Rep. Joe Wilson (R-S.C.), who collapsed at an event in Washington last week, got a pacemaker and can return to his duties on Capitol Hill, he said Monday in a video message.
“With the pacemaker implant, issues have been now resolved for my public service,” Wilson said in a recorded video statement posted Monday to YouTube.
In the roughly one-minute video, Wilson said he was treated at the George Washington University Hospital. In a statement Friday posted to the website X, Wilson’s office said the 12-term, 77 year-old lawmaker “received a pacemaker and he is expected to be discharged from the hospital in a matter of days.”
A Wilson spokesperson reached by email on Monday did not respond to a query about when the 77 year-old, 12-term congressman was, or was to be, discharged from the hospital.
A pacemaker is an electronic device, placed inside a person during surgery, that helps compensate for an irregular heartbeat known as arrhythmia, according to the National Heart, Lung, and Blood Institute, part of the National Institute of Health in the Department of Health and Human services.
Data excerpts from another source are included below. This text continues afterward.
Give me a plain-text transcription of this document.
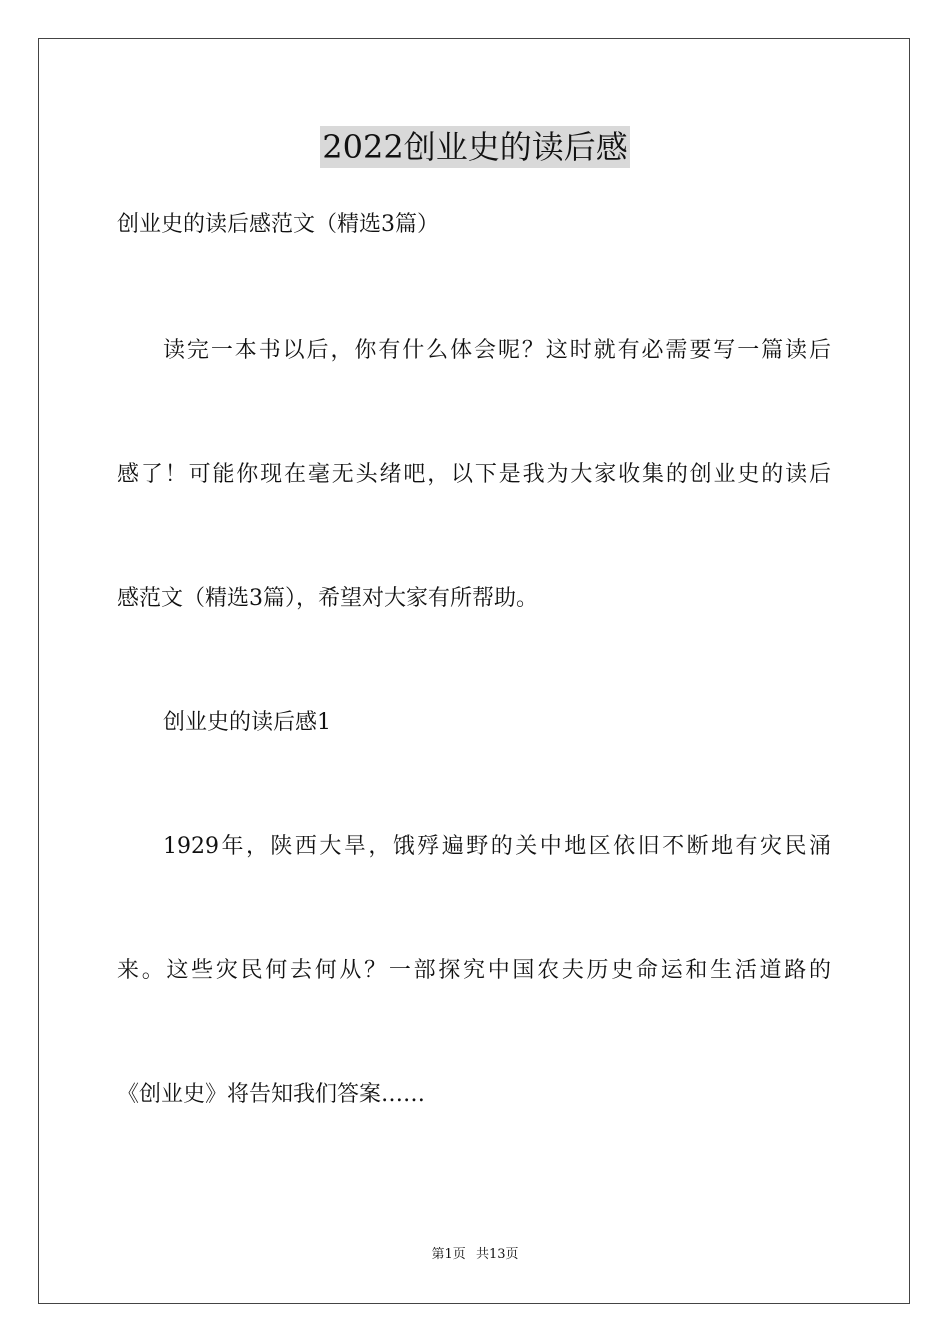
2022创业史的读后感
创业史的读后感范文（精选3篇）
读完一本书以后，你有什么体会呢？这时就有必需要写一篇读后
感了！可能你现在毫无头绪吧，以下是我为大家收集的创业史的读后
感范文（精选3篇），希望对大家有所帮助。
创业史的读后感1
1929年，陕西大旱，饿殍遍野的关中地区依旧不断地有灾民涌
来。这些灾民何去何从？一部探究中国农夫历史命运和生活道路的
《创业史》将告知我们答案……
第1页 共13页
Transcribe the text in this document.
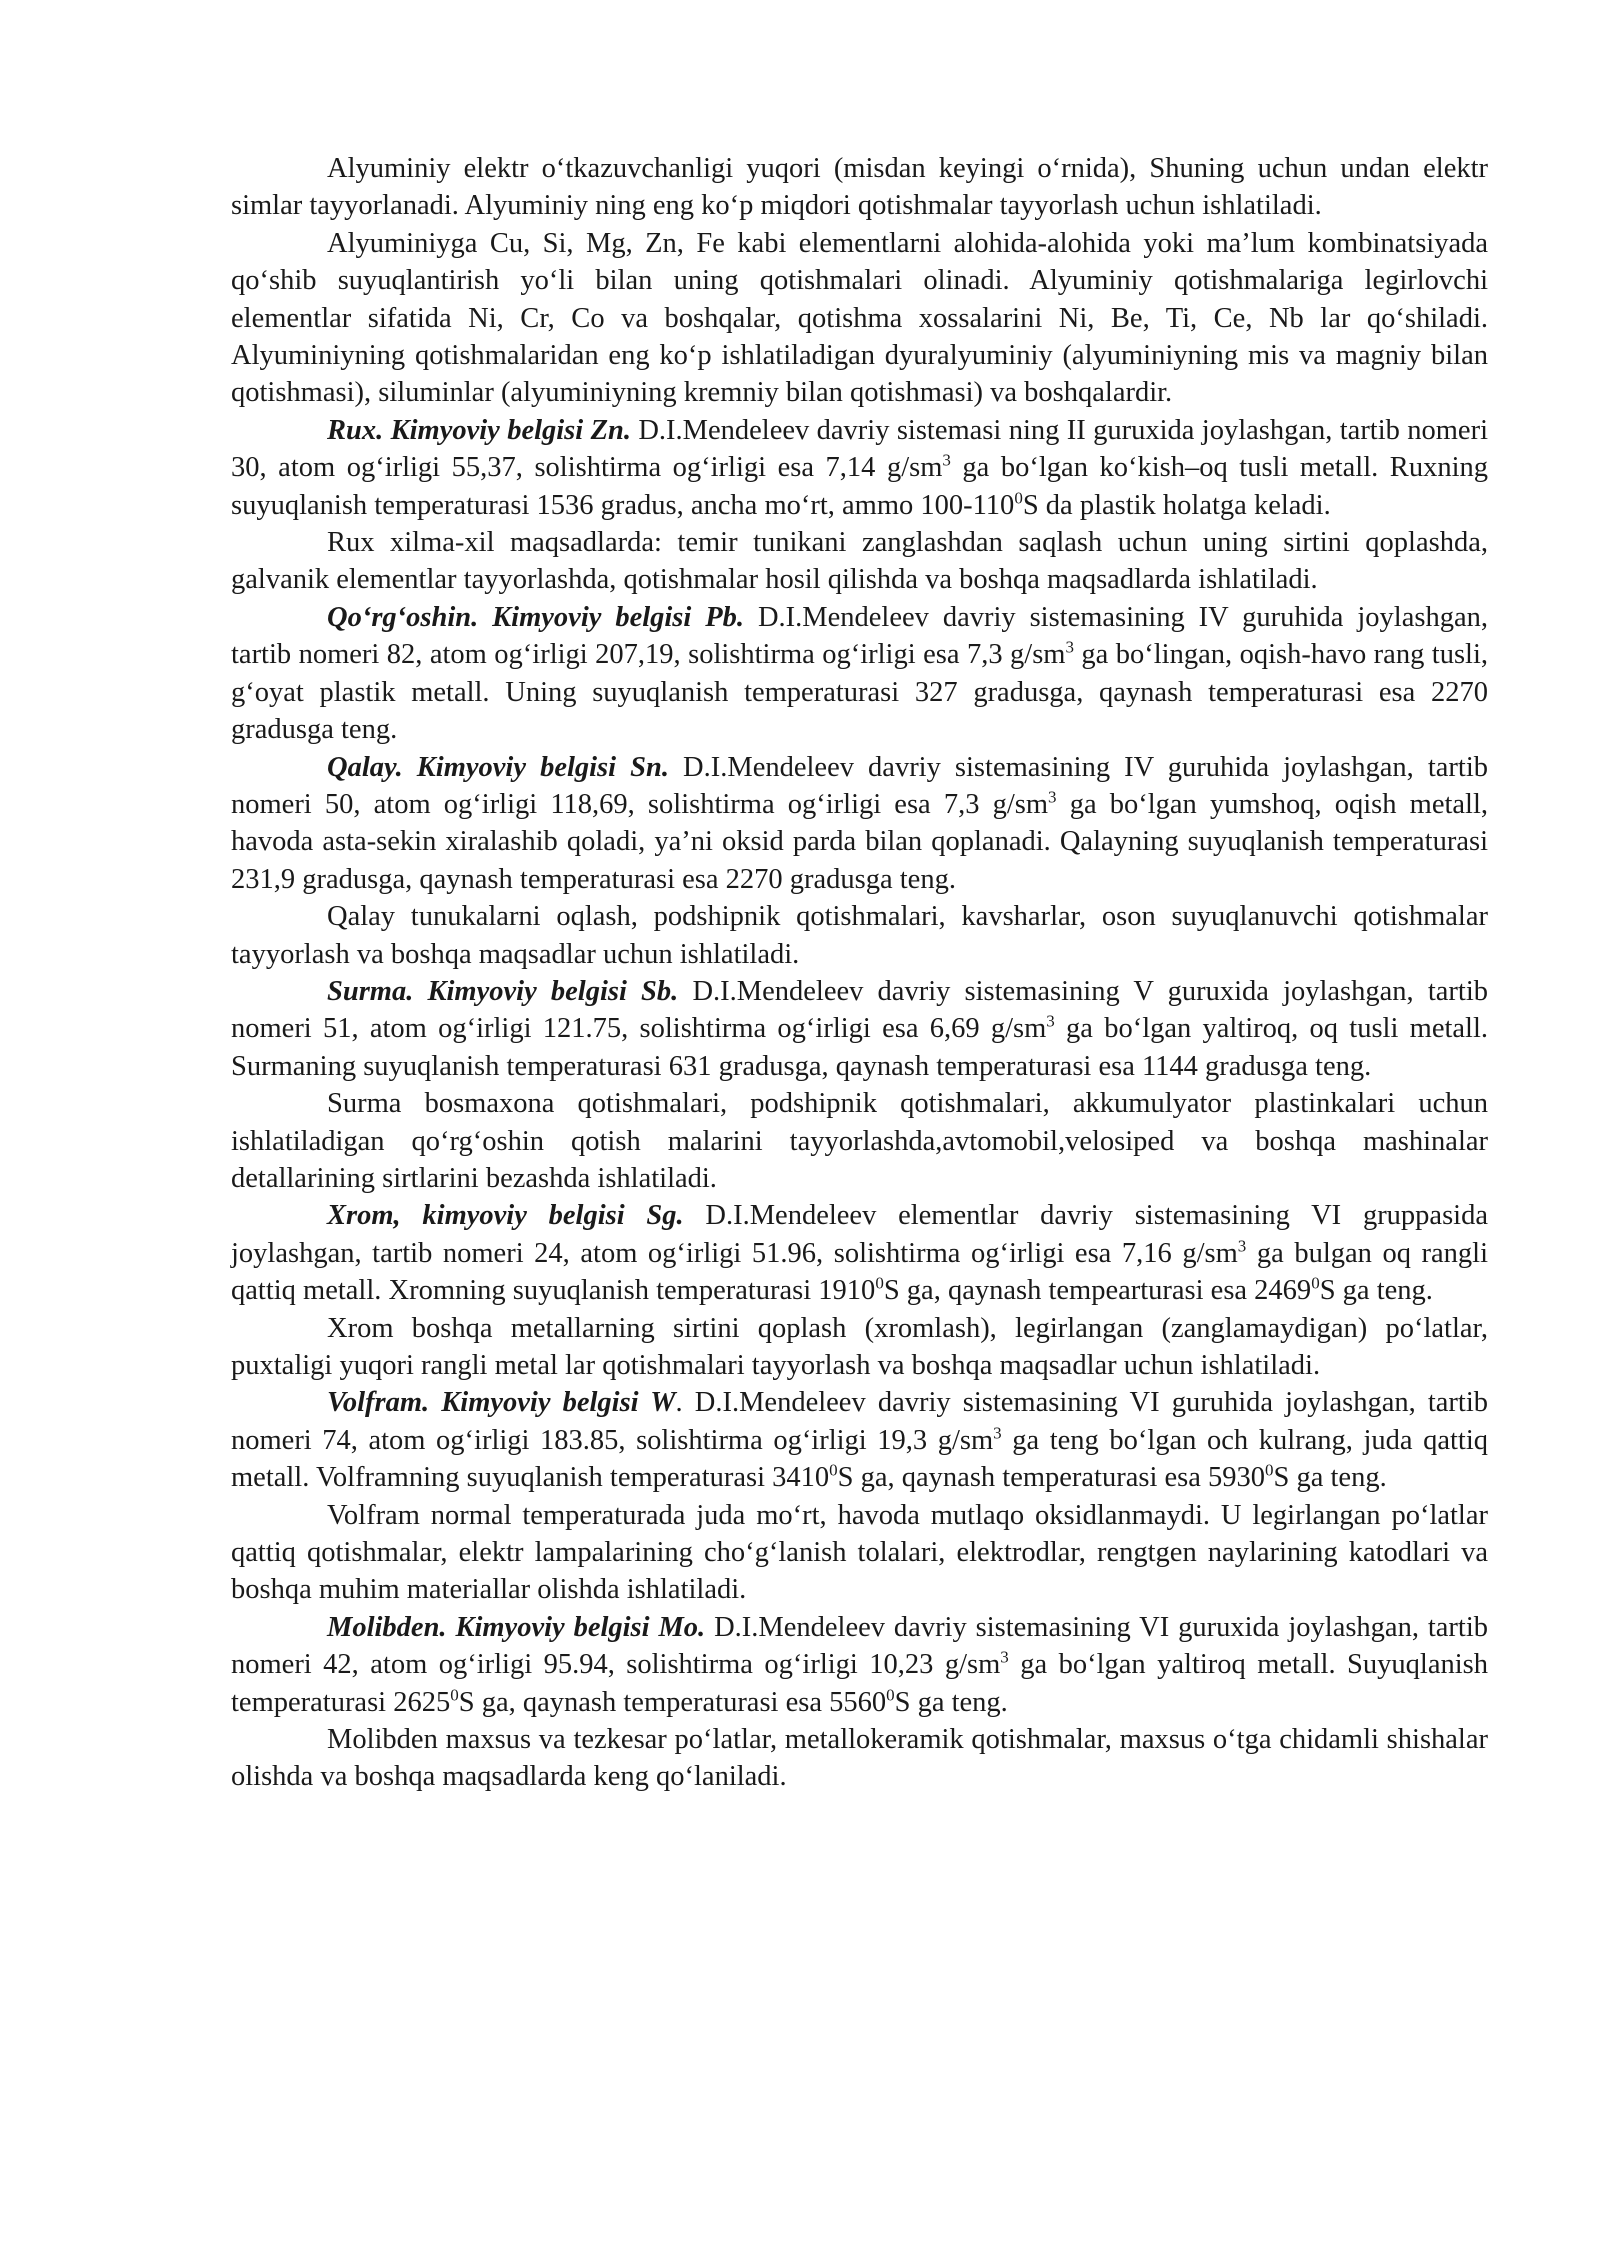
Alyuminiy elektr o‘tkazuvchanligi yuqori (misdan keyingi o‘rnida), Shuning uchun undan elektr simlar tayyorlanadi. Alyuminiy ning eng ko‘p miqdori qotishmalar tayyorlash uchun ishlatiladi.

Alyuminiyga Cu, Si, Mg, Zn, Fe kabi elementlarni alohida-alohida yoki ma’lum kombinatsiyada qo‘shib suyuqlantirish yo‘li bilan uning qotishmalari olinadi. Alyuminiy qotishmalariga legirlovchi elementlar sifatida Ni, Cr, Co va boshqalar, qotishma xossalarini Ni, Be, Ti, Ce, Nb lar qo‘shiladi. Alyuminiyning qotishmalaridan eng ko‘p ishlatiladigan dyuralyuminiy (alyuminiyning mis va magniy bilan qotishmasi), siluminlar (alyuminiyning kremniy bilan qotishmasi) va boshqalardir.

Rux. Kimyoviy belgisi Zn. D.I.Mendeleev davriy sistemasi ning II guruxida joylashgan, tartib nomeri 30, atom og‘irligi 55,37, solishtirma og‘irligi esa 7,14 $g/sm^3$ ga bo‘lgan ko‘kish–oq tusli metall. Ruxning suyuqlanish temperaturasi 1536 gradus, ancha mo‘rt, ammo $100-110^0S$ da plastik holatga keladi.

Rux xilma-xil maqsadlarda: temir tunikani zanglashdan saqlash uchun uning sirtini qoplashda, galvanik elementlar tayyorlashda, qotishmalar hosil qilishda va boshqa maqsadlarda ishlatiladi.

Qo‘rg‘oshin. Kimyoviy belgisi Pb. D.I.Mendeleev davriy sistemasining IV guruhida joylashgan, tartib nomeri 82, atom og‘irligi 207,19, solishtirma og‘irligi esa 7,3 $g/sm^3$ ga bo‘lingan, oqish-havo rang tusli, g‘oyat plastik metall. Uning suyuqlanish temperaturasi 327 gradusga, qaynash temperaturasi esa 2270 gradusga teng.

Qalay. Kimyoviy belgisi Sn. D.I.Mendeleev davriy sistemasining IV guruhida joylashgan, tartib nomeri 50, atom og‘irligi 118,69, solishtirma og‘irligi esa 7,3 $g/sm^3$ ga bo‘lgan yumshoq, oqish metall, havoda asta-sekin xiralashib qoladi, ya’ni oksid parda bilan qoplanadi. Qalayning suyuqlanish temperaturasi 231,9 gradusga, qaynash temperaturasi esa 2270 gradusga teng.

Qalay tunukalarni oqlash, podshipnik qotishmalari, kavsharlar, oson suyuqlanuvchi qotishmalar tayyorlash va boshqa maqsadlar uchun ishlatiladi.

Surma. Kimyoviy belgisi Sb. D.I.Mendeleev davriy sistemasining V guruxida joylashgan, tartib nomeri 51, atom og‘irligi 121.75, solishtirma og‘irligi esa 6,69 $g/sm^3$ ga bo‘lgan yaltiroq, oq tusli metall. Surmaning suyuqlanish temperaturasi 631 gradusga, qaynash temperaturasi esa 1144 gradusga teng.

Surma bosmaxona qotishmalari, podshipnik qotishmalari, akkumulyator plastinkalari uchun ishlatiladigan qo‘rg‘oshin qotish malarini tayyorlashda,avtomobil,velosiped va boshqa mashinalar detallarining sirtlarini bezashda ishlatiladi.

Xrom, kimyoviy belgisi Sg. D.I.Mendeleev elementlar davriy sistemasining VI gruppasida joylashgan, tartib nomeri 24, atom og‘irligi 51.96, solishtirma og‘irligi esa 7,16 $g/sm^3$ ga bulgan oq rangli qattiq metall. Xromning suyuqlanish temperaturasi 1910$^0$S ga, qaynash tempearturasi esa 2469$^0$S ga teng.

Xrom boshqa metallarning sirtini qoplash (xromlash), legirlangan (zanglamaydigan) po‘latlar, puxtaligi yuqori rangli metal lar qotishmalari tayyorlash va boshqa maqsadlar uchun ishlatiladi.

Volfram. Kimyoviy belgisi W. D.I.Mendeleev davriy sistemasining VI guruhida joylashgan, tartib nomeri 74, atom og‘irligi 183.85, solishtirma og‘irligi 19,3 $g/sm^3$ ga teng bo‘lgan och kulrang, juda qattiq metall. Volframning suyuqlanish temperaturasi 3410$^0$S ga, qaynash temperaturasi esa 5930$^0$S ga teng.

Volfram normal temperaturada juda mo‘rt, havoda mutlaqo oksidlanmaydi. U legirlangan po‘latlar qattiq qotishmalar, elektr lampalarining cho‘g‘lanish tolalari, elektrodlar, rengtgen naylarining katodlari va boshqa muhim materiallar olishda ishlatiladi.

Molibden. Kimyoviy belgisi Mo. D.I.Mendeleev davriy sistemasining VI guruxida joylashgan, tartib nomeri 42, atom og‘irligi 95.94, solishtirma og‘irligi 10,23 $g/sm^3$ ga bo‘lgan yaltiroq metall. Suyuqlanish temperaturasi 2625$^0$S ga, qaynash temperaturasi esa 5560$^0$S ga teng.

Molibden maxsus va tezkesar po‘latlar, metallokeramik qotishmalar, maxsus o‘tga chidamli shishalar olishda va boshqa maqsadlarda keng qo‘laniladi.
Recovery times vary depending, among other things, on the kind of pacemaker installed.
Wilson on Sept. 10 collapsed and suffered what his son, South Carolina Attorney General Alan Wilson (R), described in a statement as “stroke-like symptoms.”
Wilson is running for reelection in South Carolina’s reliably Republican second district against David Robinson, a self-described entrepreneur and an Army veteran of Operation Enduring Freedom, the 14-year war in Afghanistan that began after the terrorist attacks of Sept. 11, 2001 on the World Trade Center in New York and the Pentagon near Washington.